Alors que les régions déjà sèches du monde entier s'assèchent de plus en plus et que les réserves d'eau de surface des rivières et des lacs diminuent, les communautés deviennent de plus en plus dépendantes des eaux souterraines, elles-mêmes en déclin critique.
Cette dépendance accrue entraîne un épuisement à long terme des aquifères, aggravé par les lacunes mondiales en matière de gestion des eaux souterraines.
Ces changements de régime menacent la disponibilité et la gestion durable de l'eau, mettant en péril les moyens de subsistance et la sécurité alimentaire. Parallèlement, la pénurie d'eau est un catalyseur de migrations climatiques et de conflits transfrontaliers, tant au sein des pays qu'à l'échelle internationale.
L'épuisement des eaux souterraines à l'échelle mondiale a pour conséquences une réduction des réserves d'eau d'irrigation, des menaces pour la productivité agricole et la sécurité alimentaire, une capacité d'adaptation au changement climatique réduite et une résilience réduite à la sécheresse.
Il a également un impact significatif sur la croissance des villes désertiques, la réduction de la biodiversité et la dégradation des écosystèmes dépendant des eaux souterraines.
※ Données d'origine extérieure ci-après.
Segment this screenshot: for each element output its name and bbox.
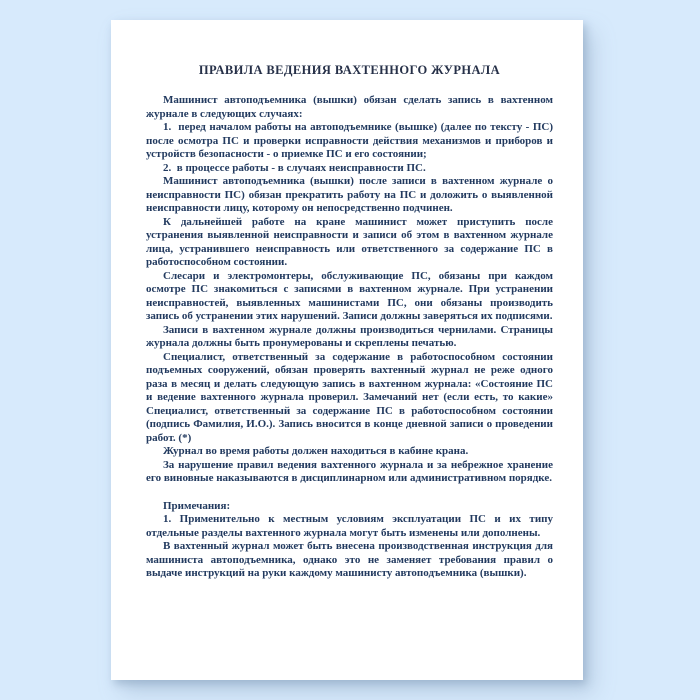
note-paragraph: 1. Применительно к местным условиям эксплуатации ПС и их типу отдельные разделы вахтенного журнала могут быть изменены или дополнены. (146, 513, 553, 539)
document-body (146, 94, 553, 581)
paragraph: К дальнейшей работе на кране машинист может приступить после устранения выявленной неисправности и записи об этом в вахтенном журнале лица, устранившего неисправность или ответственного за содержание ПС в работоспособном состоянии. (146, 215, 553, 268)
document-title: ПРАВИЛА ВЕДЕНИЯ ВАХТЕННОГО ЖУРНАЛА (198, 63, 501, 77)
note-paragraph: В вахтенный журнал может быть внесена производственная инструкция для машиниста автоподъемника, однако это не заменяет требования правил о выдаче инструкций на руки каждому машинисту автоподъемника (вышки). (146, 540, 553, 579)
paragraph: Машинист автоподъемника (вышки) после записи в вахтенном журнале о неисправности ПС) обязан прекратить работу на ПС и доложить о выявленной неисправности лицу, которому он непосредственно подчинен. (146, 175, 553, 214)
paragraph: Специалист, ответственный за содержание в работоспособном состоянии подъемных сооружений, обязан проверять вахтенный журнал не реже одного раза в месяц и делать следующую запись в вахтенном журнала: «Состояние ПС и ведение вахтенного журнала проверил. Замечаний нет (если есть, то какие» Специалист, ответственный за содержание ПС в работоспособном состоянии (подпись Фамилия, И.О.). Запись вносится в конце дневной записи о проведении работ. (*) (146, 350, 553, 444)
paragraph: Машинист автоподъемника (вышки) обязан сделать запись в вахтенном журнале в следующих случаях: (146, 94, 553, 120)
numbered-item: 2. в процессе работы - в случаях неисправности ПС. (163, 161, 426, 174)
document-page (111, 20, 583, 680)
notes-heading: Примечания: (163, 499, 231, 512)
paragraph: Записи в вахтенном журнале должны производиться чернилами. Страницы журнала должны быть пронумерованы и скреплены печатью. (146, 323, 553, 349)
paragraph: Журнал во время работы должен находиться в кабине крана. (163, 445, 469, 457)
paragraph: Слесари и электромонтеры, обслуживающие ПС, обязаны при каждом осмотре ПС знакомиться с записями в вахтенном журнале. При устранении неисправностей, выявленных машинистами ПС, они обязаны производить запись об устранении этих нарушений. Записи должны заверяться их подписями. (146, 269, 553, 322)
paragraph: За нарушение правил ведения вахтенного журнала и за небрежное хранение его виновные наказываются в дисциплинарном или административном порядке. (146, 458, 553, 484)
numbered-item: 1. перед началом работы на автоподъемнике (вышке) (далее по тексту - ПС) после осмотра ПС и проверки исправности действия механизмов и приборов и устройств безопасности - о приемке ПС и его состоянии; (146, 121, 553, 160)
L'étude indique que la menace la plus grave pour le stockage mondial des eaux souterraines est l'élévation à long terme du niveau moyen de la mer, car la perte d'eau douce des continents et des calottes glaciaires entraîne à terme une augmentation correspondante de la masse d'eau océanique.
L'étude a identifié ce qu'elle a appelé des « mégasécheresses », toutes localisées dans l'hémisphère nord. Elles incluent de vastes zones du nord du Canada et du nord de la Russie, ainsi que la région adjacente du sud-ouest de l'Amérique du Nord et de l'Amérique centrale, où la sécheresse et l'épuisement des eaux souterraines persistent ou s'aggravent.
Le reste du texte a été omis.